What legal protections exist at the federal level for the survivors of domestic violence? The answer: surprisingly few. The reason this is surprising is because domestic violence has a direct impact on the workplace. People dealing with domestic violence are likely to need to take time away from work for things like medical treatment, obtaining a restraining order, or seeking out a safe place to go. In fact, thousands of people lose their jobs each year because of these extra absences and related issues.
Here are the main federal regulations that are relevant:
- Family and Medical Leave Act (FMLA) leave, which protects from job loss when taking time off for covered medical needs;
- Title VII of the Civil Rights Act, which prohibits gender-based discrimination that could happen in these cases;
- The Americans with Disabilities Act (ADA), which would provide reasonable accommodations in cases when the abuse creates any type of disability, physical or mental; and
- The Occupational Safety and Health Administration (OSHA), which requires employers to provide a safe workplace.
As you can see, these regulations are not specific to domestic violence but are applicable in such cases. Currently, most of the legal protections that are specifically created for survivors of domestic violence are at the state and local level.

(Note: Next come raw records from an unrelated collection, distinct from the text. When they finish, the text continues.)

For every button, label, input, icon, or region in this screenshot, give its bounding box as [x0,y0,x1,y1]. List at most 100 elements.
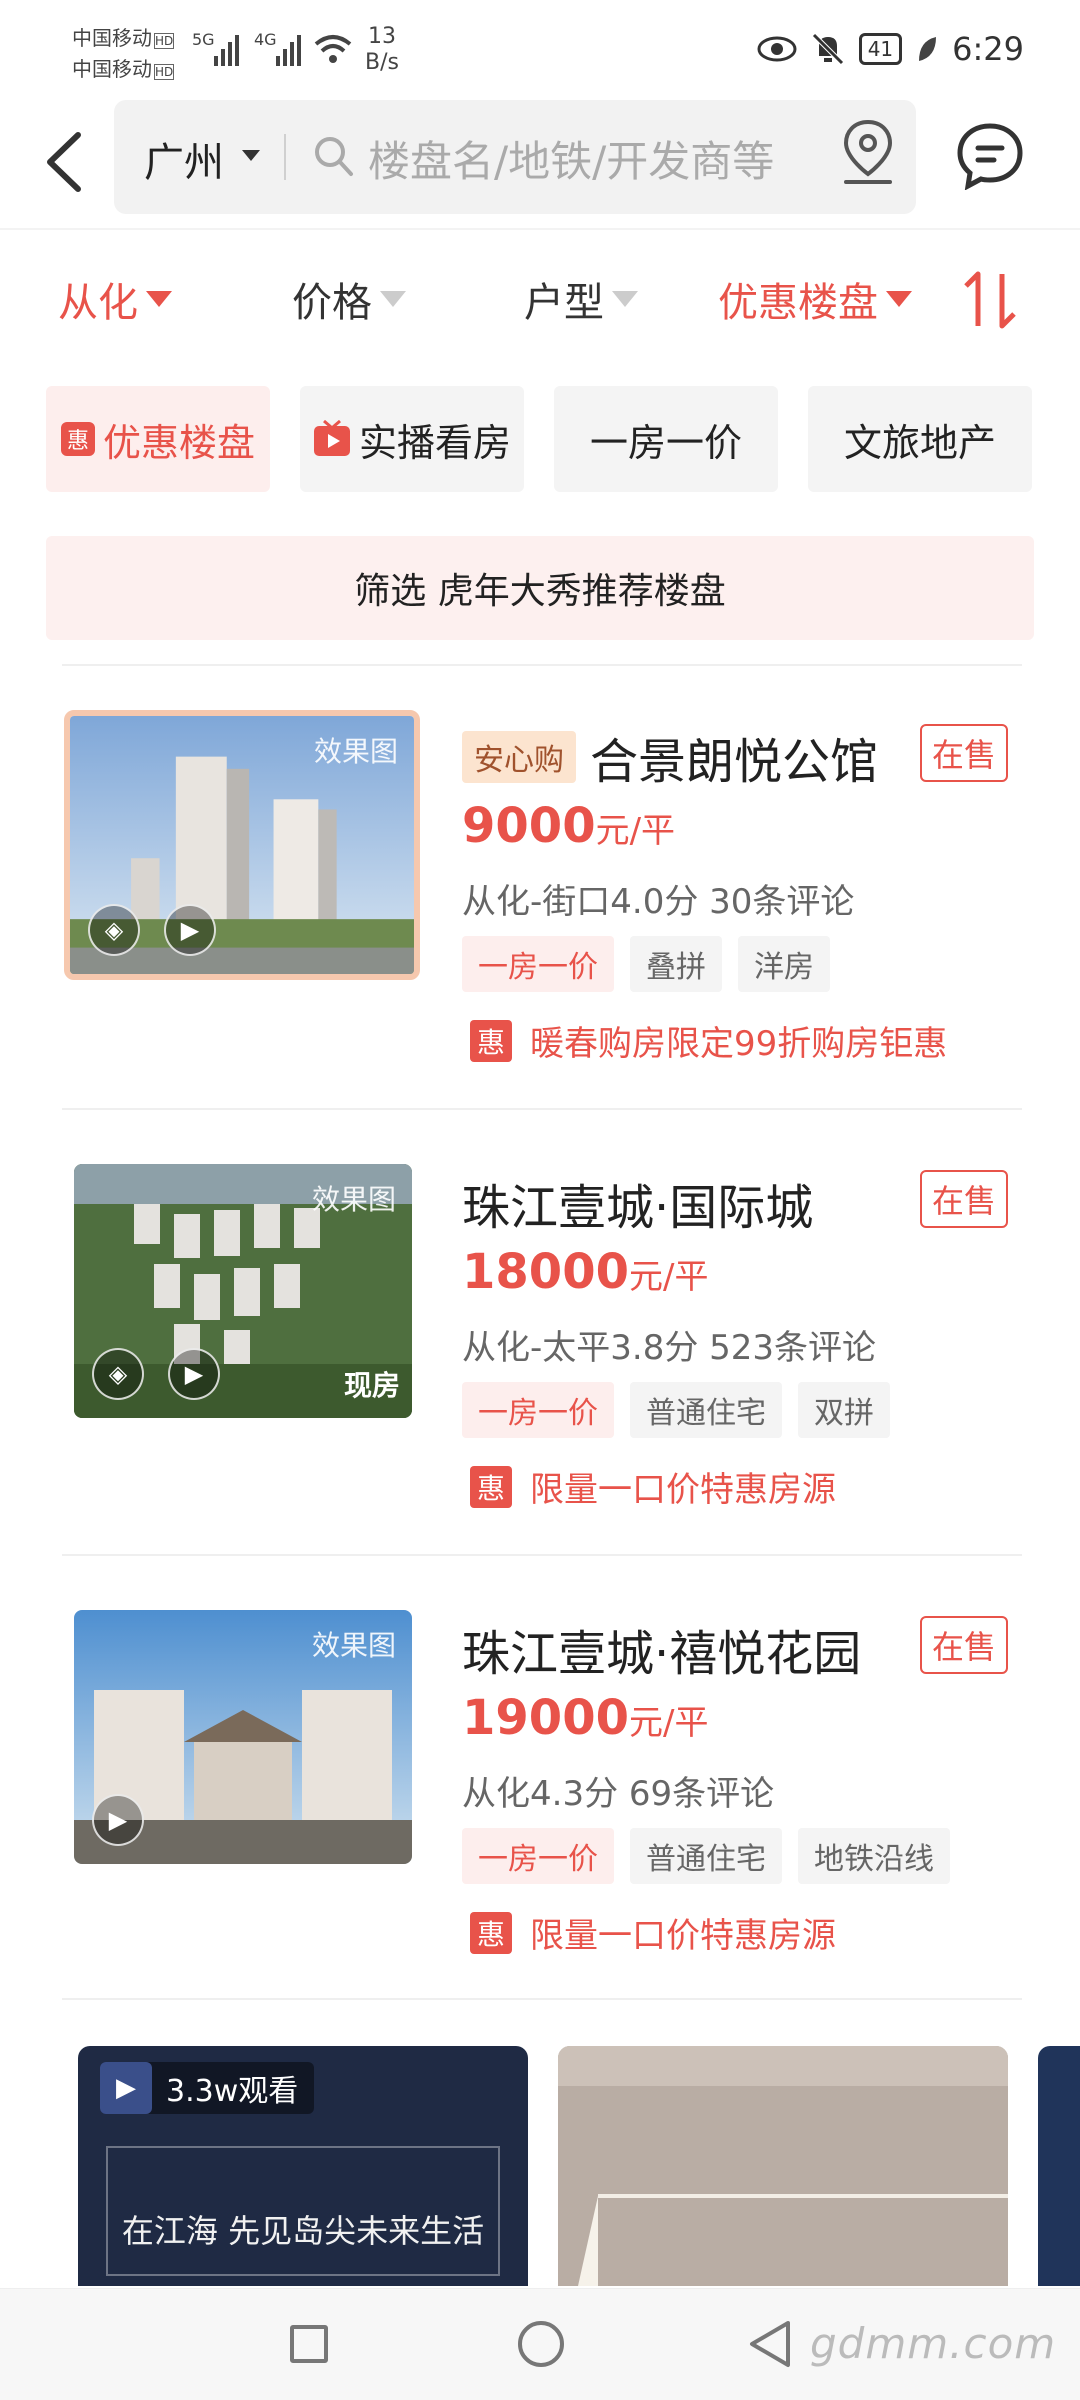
view-count: 3.3w观看 [166,2074,299,2109]
recommend-banner[interactable]: 筛选 虎年大秀推荐楼盘 [46,536,1034,640]
tag: 叠拼 [630,936,722,992]
anxin-badge: 安心购 [462,731,576,783]
play-icon[interactable]: ▶ [92,1794,144,1846]
live-caption: 在江海 先见岛尖未来生活 [106,2146,500,2276]
listing-card[interactable]: 效果图 ◈ ▶ 安心购 合景朗悦公馆 在售 9000元/平 从化-街口4.0分 … [0,710,1080,1158]
search-input[interactable]: 楼盘名/地铁/开发商等 [368,128,774,189]
ready-house-badge: 现房 [343,1369,400,1402]
back-button[interactable] [34,126,94,198]
system-nav-bar: gdmm.com [0,2288,1080,2400]
live-video-card[interactable]: ▶ 3.3w观看 在江海 先见岛尖未来生活 [78,2046,528,2286]
search-bar[interactable]: 广州 楼盘名/地铁/开发商等 [114,100,916,214]
status-badge: 在售 [920,724,1009,782]
filter-district[interactable]: 从化 [58,270,172,328]
listing-card[interactable]: 效果图 ▶ 珠江壹城·禧悦花园 在售 19000元/平 从化4.3分 69条评论… [0,1610,1080,2050]
play-icon[interactable]: ▶ [168,1348,220,1400]
thumb-label: 效果图 [311,1183,396,1216]
quick-tag-label: 一房一价 [589,420,742,465]
recents-button[interactable] [290,2325,328,2363]
quick-tag-row: 惠 优惠楼盘 实播看房 一房一价 文旅地产 [46,386,1036,492]
play-icon: ▶ [100,2062,152,2114]
quick-tag-label: 优惠楼盘 [102,420,255,465]
listing-title: 珠江壹城·国际城 [462,1180,814,1236]
carrier-1: 中国移动 [72,26,152,50]
sort-icon[interactable] [962,270,1018,330]
location-pin-icon[interactable] [840,118,896,188]
net-speed: 13 B/s [365,24,399,76]
thumb-label: 效果图 [313,735,398,768]
net-4g: 4G [254,30,277,49]
promo-text: 暖春购房限定99折购房钜惠 [530,1024,948,1064]
filter-label: 户型 [524,280,604,326]
tag: 一房一价 [462,1828,614,1884]
filter-layout[interactable]: 户型 [524,270,638,328]
price-value: 9000 [462,798,596,854]
listing-meta: 从化4.3分 69条评论 [462,1774,775,1814]
listing-promo[interactable]: 惠暖春购房限定99折购房钜惠 [470,1016,947,1065]
filter-label: 优惠楼盘 [718,280,878,326]
back-nav-icon[interactable] [748,2319,792,2369]
price-unit: 元/平 [629,1703,709,1743]
listing-card[interactable]: 效果图 现房 ◈ ▶ 珠江壹城·国际城 在售 18000元/平 从化-太平3.8… [0,1164,1080,1604]
status-right: 41 6:29 [757,30,1024,68]
listing-promo[interactable]: 惠限量一口价特惠房源 [470,1462,836,1511]
thumb-label: 效果图 [311,1629,396,1662]
filter-price[interactable]: 价格 [292,270,406,328]
price-unit: 元/平 [595,811,676,851]
caret-down-icon [146,291,172,307]
carrier-2: 中国移动 [72,57,152,81]
listing-thumbnail[interactable]: 效果图 现房 ◈ ▶ [74,1164,412,1418]
divider [62,664,1022,666]
promo-text: 限量一口价特惠房源 [530,1916,836,1956]
listing-promo[interactable]: 惠限量一口价特惠房源 [470,1908,836,1957]
price-value: 18000 [462,1244,629,1300]
discount-icon: 惠 [470,1019,512,1062]
live-video-card[interactable] [558,2046,1008,2286]
listing-thumbnail[interactable]: 效果图 ▶ [74,1610,412,1864]
caret-down-icon [380,291,406,307]
city-selector[interactable]: 广州 [144,130,224,188]
quick-tag-discount[interactable]: 惠 优惠楼盘 [46,386,270,492]
divider [0,228,1080,230]
hd-badge: HD [154,64,175,80]
filter-label: 价格 [292,280,372,326]
play-icon[interactable]: ▶ [164,904,216,956]
message-icon[interactable] [956,122,1024,190]
live-video-card[interactable] [1038,2046,1080,2286]
listing-title-row: 安心购 合景朗悦公馆 [462,722,878,792]
search-icon [315,137,353,176]
filter-discount[interactable]: 优惠楼盘 [718,270,912,328]
listing-tags: 一房一价 普通住宅 双拼 [462,1382,890,1438]
watermark: gdmm.com [810,2319,1057,2368]
signal-icon [276,35,301,66]
caret-down-icon [612,291,638,307]
wifi-icon [314,35,352,63]
listing-tags: 一房一价 普通住宅 地铁沿线 [462,1828,950,1884]
battery-indicator: 41 [858,33,903,65]
home-button[interactable] [518,2321,564,2367]
listing-price: 19000元/平 [462,1690,708,1746]
view-count-badge: ▶ 3.3w观看 [100,2062,315,2114]
status-badge: 在售 [920,1170,1009,1228]
layers-icon[interactable]: ◈ [92,1348,144,1400]
listing-thumbnail[interactable]: 效果图 ◈ ▶ [64,710,420,980]
caret-down-icon [242,150,260,161]
carrier-info: 中国移动 HD 中国移动 HD [72,24,175,86]
price-value: 19000 [462,1690,629,1746]
listing-title-row: 珠江壹城·禧悦花园 [462,1614,861,1684]
tag: 普通住宅 [630,1382,782,1438]
signal-icon [214,35,239,66]
divider [62,1554,1022,1556]
quick-tag-tourism[interactable]: 文旅地产 [808,386,1032,492]
listing-title: 珠江壹城·禧悦花园 [462,1626,862,1682]
caret-down-icon [886,291,912,307]
listing-meta: 从化-街口4.0分 30条评论 [462,882,855,922]
quick-tag-live[interactable]: 实播看房 [300,386,524,492]
listing-tags: 一房一价 叠拼 洋房 [462,936,830,992]
status-badge: 在售 [920,1616,1009,1674]
leaf-icon [919,37,937,61]
net-5g: 5G [192,30,215,49]
interior-image [558,2046,1008,2286]
quick-tag-one-price[interactable]: 一房一价 [554,386,778,492]
layers-icon[interactable]: ◈ [88,904,140,956]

Employers Are Directly Impacted
All of this is relevant for employers because they are directly impacted. Even without taking absences and turnover into account, here are a few of the ways:
- Survivors of domestic violence may fear for their safety when away from the abusive partner, even at the workplace, and in some cases, the violence may enter the workplace.
- These individuals are likely to be under stress, which can impact work performance and interpersonal relationships.
- Survivors of domestic abuse may be particularly vulnerable to other forms of harassment or abuse, which could create a situation in which harassment or abuse in the workplace is more likely to occur.
What Employers Can Do
To address this lack of federal protection, there are many things employers can do to help. Here are a few examples:
- Consider implementing a policy for “paid safe time,” which is paid time off to deal with issues related to domestic abuse. For more information, see this article on the topic.
- Create a comprehensive policy regarding domestic violence that addresses the issue directly, or incorporate it into an existing workplace violence policy.
- Provide training to the organization’s leaders on how to recognize the signs of domestic abuse and what to do if such abuse is suspected. This training should also include communication and sensitivity tips for discussing these issues with survivors.
- Communicate about all your benefits to ensure that those in this situation are aware of their options.
- Provide an employee assistance program (EAP), which can be a lifeline for those who need support.
- Train leadership to remember that sexual harassment policies also apply to couples; if there’s a case of domestic violence and both individuals work for the same employer, this could be relevant.
- Watch for other forms of survivor harassment, as some people unfortunately prey on vulnerable individuals.
- Monitor new legal developments, and watch for any updated Equal Employment Opportunity Commission (EEOC) guidance on this topic.
- Assess your workplace’s security, and take steps to ensure employees feel safe. This could include adding security measures, requiring ID to enter the premises, etc.
- Consider whether jobs can be modified to improve safety.
- Be sure all employees know where they can report safety concerns.
- Provide additional training to any leaders, ensuring they understand how to keep these types of issues confidential when appropriate.
Has your organization dealt with domestic violence directly? What steps have you taken to help protect employees?